Wir haben ein Zigarettenverbot und ein Alkoholverbot für Kinder unter 14 Jahren. Wieso schützen wir sie also nicht im Netz?
Australien hat Ende vergangenen Jahres Social Media für unter 16-Jährige verboten. Ist das der richtige Weg?
Ich fürchte, uns bleibt keine andere Wahl, als drastische Schritte einzuleiten. Die Forderung nach Kompetenzvermittlung besteht schon seit Jahrzehnten, ebenso die nach Jugendschutz. All das hat aber für die Kinder insgesamt nichts Wesentliches bewirkt, stattdessen geht es vielen Kindern heute im Internet schlechter denn je.
Natürlich wird es bei der Umsetzung des australischen Gesetzes grosse Probleme geben; Kinder und Jugendliche werden sicher versuchen, das zu umgehen. Aber ich denke, wir brauchen trotzdem beides: eine begleitete Kompetenzvermittlung und eine klare Regulierung der Social-Media-Industrie.

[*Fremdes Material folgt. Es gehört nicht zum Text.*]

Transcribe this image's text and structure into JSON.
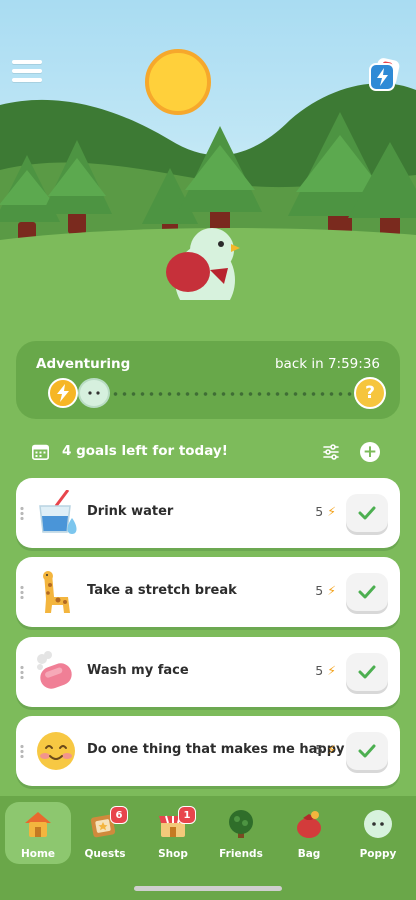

Wir haben ein Zigarettenverbot und ein Alkoholverbot für Kinder unter 14 Jahren, das würde keiner in Frage stellen. Wieso schützen wir die Kinder also nicht im Netz? Irgendwann können wir den Kindern keine Zeitlimits mehr geben oder ihren Zugang zum Internet reglementieren. Ab einem gewissen Alter lassen sie das nicht mehr zu. Aber bis dahin müssen wir sie schützen und hoffen, dass etwas von unseren Bemühungen fruchtet und sie einen einigermassen gesunden Umgang mit dem Smartphone lernen.